300 ml whipping cream
20 g caster sugar
1 whole egg
2 egg yolks (reserve whites for meringue)
5 ml vanilla essence
20 ml fresh lemon juice
2 egg whites (approximately 60 g)
120 g caster sugar
250 g fresh or frozen raspberries
40 g caster sugar
10 ml vino cotto
½ lemon, finely grated zest
2 tbsp cornflour
2 tbsp water, cold
- Place cream, sugar, eggs and vanilla into a large bowl. Whisk well until sugar is dissolved.
- Continue whisking while adding the lemon juice.
- Strain custard through a fine sieve into a jug.
- Divide the custard evenly between 6 oven safe glass dishes or ramekins. Place into a perforated steam container and cover tightly with foil.
- Place into the steam oven and Steam at 85°C for 25 minutes until just set.
- Place raspberries, sugar, vino cotto and zest into a saucepan and cook on medium heat, induction setting 6, for 5–10 minutes until sugar has dissolved and liquid just comes to the boil.
- Dissolve the cornflour in cold water and add to the compote, stirring constantly.
- Continue to cook for 5–10 minutes, until compote is thick and has a glossy shine. If the compote is too thick, adjust with more water. Allow to cool.
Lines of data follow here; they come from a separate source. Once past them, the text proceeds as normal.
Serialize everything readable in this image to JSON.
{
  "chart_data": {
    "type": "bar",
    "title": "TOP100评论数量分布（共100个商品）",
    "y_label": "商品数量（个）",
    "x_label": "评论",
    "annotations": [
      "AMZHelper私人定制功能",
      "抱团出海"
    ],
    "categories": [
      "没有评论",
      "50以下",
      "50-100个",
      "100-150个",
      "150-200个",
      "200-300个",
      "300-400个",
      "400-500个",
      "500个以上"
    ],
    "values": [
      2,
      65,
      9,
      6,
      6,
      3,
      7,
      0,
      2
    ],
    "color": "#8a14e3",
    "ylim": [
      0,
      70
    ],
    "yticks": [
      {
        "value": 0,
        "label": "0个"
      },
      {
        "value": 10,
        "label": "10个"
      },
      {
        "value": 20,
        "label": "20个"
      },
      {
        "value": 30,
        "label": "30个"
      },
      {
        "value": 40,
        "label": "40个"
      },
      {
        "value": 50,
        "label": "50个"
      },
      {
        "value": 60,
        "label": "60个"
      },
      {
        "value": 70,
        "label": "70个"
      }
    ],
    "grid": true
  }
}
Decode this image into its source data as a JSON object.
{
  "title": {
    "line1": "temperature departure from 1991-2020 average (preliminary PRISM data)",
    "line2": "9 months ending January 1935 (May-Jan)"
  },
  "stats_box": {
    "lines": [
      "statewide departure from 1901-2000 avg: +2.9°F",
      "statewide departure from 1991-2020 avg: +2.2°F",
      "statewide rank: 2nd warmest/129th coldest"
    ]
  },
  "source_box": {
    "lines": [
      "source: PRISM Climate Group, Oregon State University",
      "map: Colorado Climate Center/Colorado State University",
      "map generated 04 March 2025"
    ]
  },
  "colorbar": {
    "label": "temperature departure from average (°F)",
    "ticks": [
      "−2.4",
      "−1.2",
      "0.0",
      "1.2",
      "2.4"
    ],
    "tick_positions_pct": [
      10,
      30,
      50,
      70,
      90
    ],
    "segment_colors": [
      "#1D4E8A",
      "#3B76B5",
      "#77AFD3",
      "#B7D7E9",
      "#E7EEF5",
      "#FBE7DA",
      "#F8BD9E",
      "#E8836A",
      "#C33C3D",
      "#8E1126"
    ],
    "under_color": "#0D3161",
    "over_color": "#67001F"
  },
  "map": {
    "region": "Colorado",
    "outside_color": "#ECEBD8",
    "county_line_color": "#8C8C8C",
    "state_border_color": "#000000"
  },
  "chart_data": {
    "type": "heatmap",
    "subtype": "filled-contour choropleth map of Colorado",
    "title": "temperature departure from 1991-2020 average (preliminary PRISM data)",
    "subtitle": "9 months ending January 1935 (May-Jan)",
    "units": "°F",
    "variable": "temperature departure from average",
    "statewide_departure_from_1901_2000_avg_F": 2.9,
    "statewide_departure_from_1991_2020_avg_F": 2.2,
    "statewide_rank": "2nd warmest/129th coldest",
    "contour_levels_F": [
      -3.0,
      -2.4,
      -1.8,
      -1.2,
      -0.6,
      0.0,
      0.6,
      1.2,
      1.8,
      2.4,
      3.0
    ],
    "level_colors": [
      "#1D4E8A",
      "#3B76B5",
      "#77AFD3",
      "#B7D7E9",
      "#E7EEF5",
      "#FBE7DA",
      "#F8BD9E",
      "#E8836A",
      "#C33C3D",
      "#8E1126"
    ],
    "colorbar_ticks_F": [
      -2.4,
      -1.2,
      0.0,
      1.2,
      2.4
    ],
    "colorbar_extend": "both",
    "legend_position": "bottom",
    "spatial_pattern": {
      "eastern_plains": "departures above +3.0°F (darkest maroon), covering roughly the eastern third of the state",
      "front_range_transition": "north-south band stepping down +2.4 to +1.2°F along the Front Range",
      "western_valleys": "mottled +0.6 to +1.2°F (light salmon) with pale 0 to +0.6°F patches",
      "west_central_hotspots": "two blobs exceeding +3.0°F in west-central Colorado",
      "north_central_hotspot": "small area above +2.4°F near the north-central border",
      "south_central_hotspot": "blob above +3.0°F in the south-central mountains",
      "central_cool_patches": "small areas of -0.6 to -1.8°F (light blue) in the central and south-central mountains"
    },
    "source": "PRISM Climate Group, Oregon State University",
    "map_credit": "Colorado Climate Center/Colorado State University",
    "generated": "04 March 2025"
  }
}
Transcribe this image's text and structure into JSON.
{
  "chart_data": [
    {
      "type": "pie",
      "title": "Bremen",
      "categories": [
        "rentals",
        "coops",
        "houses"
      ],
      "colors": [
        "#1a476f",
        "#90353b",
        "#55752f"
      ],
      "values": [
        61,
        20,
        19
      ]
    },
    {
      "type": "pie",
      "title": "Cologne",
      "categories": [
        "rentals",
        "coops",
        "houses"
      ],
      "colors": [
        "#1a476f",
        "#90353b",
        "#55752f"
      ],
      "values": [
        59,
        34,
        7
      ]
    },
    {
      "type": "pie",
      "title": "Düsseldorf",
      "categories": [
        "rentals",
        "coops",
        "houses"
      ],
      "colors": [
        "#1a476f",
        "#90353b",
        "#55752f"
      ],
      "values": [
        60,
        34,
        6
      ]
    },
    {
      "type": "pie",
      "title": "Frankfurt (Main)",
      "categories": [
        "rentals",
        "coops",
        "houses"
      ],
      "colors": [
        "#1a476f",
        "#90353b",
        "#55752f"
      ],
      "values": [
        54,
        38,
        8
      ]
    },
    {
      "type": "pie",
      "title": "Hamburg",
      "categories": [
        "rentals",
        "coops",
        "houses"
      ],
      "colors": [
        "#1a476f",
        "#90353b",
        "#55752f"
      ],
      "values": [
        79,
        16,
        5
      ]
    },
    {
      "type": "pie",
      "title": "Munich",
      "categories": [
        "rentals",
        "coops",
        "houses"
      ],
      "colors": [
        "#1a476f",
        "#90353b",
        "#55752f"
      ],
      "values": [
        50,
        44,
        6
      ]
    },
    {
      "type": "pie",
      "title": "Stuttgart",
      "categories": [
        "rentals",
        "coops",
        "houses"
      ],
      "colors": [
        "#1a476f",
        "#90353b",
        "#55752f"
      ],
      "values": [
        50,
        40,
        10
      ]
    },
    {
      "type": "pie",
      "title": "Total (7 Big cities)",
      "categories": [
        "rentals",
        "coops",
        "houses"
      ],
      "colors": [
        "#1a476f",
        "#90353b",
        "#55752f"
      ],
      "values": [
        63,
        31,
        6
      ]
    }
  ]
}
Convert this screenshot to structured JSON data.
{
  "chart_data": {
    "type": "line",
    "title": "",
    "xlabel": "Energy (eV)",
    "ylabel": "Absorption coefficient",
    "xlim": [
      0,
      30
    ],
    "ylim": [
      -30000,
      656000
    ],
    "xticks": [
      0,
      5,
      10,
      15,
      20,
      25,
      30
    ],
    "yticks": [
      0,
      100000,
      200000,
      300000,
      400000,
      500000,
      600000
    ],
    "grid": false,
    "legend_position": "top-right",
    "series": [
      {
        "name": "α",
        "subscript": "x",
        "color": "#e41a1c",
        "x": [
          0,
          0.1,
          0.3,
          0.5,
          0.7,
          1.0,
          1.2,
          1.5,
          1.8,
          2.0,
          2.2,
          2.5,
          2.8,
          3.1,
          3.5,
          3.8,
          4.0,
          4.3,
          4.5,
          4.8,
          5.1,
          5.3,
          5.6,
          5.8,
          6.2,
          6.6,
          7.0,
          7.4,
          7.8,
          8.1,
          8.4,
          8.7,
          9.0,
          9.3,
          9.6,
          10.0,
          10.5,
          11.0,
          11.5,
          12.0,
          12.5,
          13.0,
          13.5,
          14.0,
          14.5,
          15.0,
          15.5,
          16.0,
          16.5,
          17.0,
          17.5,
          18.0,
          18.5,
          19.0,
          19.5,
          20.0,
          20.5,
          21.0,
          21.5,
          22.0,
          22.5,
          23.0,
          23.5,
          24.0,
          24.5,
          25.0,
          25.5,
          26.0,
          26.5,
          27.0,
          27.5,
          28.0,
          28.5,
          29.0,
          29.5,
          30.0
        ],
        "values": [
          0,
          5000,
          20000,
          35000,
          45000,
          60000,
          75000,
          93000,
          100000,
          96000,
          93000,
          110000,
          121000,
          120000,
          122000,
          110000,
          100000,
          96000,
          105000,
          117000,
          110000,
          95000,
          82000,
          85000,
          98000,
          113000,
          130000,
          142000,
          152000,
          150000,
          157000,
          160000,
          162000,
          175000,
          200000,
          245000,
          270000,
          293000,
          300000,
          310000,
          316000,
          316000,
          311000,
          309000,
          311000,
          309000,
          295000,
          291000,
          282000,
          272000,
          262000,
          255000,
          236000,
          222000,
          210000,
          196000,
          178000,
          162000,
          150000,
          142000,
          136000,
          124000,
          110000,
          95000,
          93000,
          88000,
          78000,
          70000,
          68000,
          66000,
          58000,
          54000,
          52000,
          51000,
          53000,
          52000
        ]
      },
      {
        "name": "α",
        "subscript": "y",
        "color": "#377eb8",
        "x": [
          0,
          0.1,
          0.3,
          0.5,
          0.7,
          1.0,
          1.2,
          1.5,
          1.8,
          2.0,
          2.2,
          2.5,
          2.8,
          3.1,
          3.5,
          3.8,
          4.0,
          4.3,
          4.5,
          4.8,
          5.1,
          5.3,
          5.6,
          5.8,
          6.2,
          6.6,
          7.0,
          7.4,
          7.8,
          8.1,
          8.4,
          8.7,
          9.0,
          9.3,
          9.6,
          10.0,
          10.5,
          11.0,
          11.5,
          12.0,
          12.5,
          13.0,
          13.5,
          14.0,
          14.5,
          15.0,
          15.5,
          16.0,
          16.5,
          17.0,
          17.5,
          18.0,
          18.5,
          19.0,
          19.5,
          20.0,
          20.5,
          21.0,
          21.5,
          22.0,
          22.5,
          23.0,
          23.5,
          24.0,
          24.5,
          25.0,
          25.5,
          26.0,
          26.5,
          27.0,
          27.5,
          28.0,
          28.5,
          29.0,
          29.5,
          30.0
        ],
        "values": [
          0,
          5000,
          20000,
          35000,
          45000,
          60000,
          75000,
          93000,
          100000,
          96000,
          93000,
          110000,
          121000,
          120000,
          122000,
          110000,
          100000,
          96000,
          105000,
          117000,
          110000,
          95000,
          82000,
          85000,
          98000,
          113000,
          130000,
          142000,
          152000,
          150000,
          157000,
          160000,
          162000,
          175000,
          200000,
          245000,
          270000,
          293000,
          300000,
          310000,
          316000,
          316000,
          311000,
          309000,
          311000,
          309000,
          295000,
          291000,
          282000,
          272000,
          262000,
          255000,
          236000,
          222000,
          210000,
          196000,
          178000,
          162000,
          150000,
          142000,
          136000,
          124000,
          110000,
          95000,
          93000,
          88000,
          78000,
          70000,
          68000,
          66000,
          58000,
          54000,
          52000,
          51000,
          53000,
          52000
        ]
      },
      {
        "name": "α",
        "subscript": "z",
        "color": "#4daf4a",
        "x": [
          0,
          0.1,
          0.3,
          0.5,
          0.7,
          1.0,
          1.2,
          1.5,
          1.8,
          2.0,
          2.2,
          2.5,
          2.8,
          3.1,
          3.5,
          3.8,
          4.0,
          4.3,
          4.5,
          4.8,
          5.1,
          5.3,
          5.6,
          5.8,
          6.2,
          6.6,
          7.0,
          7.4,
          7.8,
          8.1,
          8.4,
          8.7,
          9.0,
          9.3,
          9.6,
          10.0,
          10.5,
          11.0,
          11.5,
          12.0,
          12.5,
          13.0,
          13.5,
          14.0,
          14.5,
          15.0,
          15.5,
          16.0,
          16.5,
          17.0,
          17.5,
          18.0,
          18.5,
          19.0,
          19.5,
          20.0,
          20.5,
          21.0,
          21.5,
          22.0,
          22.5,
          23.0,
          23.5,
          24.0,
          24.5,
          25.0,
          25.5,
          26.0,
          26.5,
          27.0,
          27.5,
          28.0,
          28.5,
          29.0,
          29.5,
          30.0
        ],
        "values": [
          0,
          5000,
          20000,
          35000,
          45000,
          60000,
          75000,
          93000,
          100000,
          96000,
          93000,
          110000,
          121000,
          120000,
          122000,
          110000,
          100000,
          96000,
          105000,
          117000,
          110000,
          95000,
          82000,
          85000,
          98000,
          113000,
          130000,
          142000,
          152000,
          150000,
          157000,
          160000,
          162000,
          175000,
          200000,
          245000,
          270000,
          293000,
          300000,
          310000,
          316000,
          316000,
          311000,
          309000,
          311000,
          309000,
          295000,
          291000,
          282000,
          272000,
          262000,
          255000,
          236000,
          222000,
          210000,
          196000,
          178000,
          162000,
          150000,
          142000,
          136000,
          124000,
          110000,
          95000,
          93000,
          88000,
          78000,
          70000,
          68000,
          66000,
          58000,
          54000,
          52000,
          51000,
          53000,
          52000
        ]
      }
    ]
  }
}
- In a clean bowl, whisk together the egg whites and sugar until well combined.
- Transfer mixture into a small vacuum sealing bag and Vacuum on setting 2 and Seal on setting 3.
- Place into a perforated steam container and Steam at 65°C for 20 minutes.
- Cut the bag open and transfer contents to the bowl of a freestanding mixer with whisk attachment. Whisk on high speed for approximately 10 minutes until thick, glossy peaks form.
- Divide the compote between the 6 custard dishes and gently spread flat with the back of a spoon.
- Spoon the meringue on top of the compote and create some small flicks in the meringue with the spoon.
- Using a blow torch, heat the top of the meringue until lightly toasted.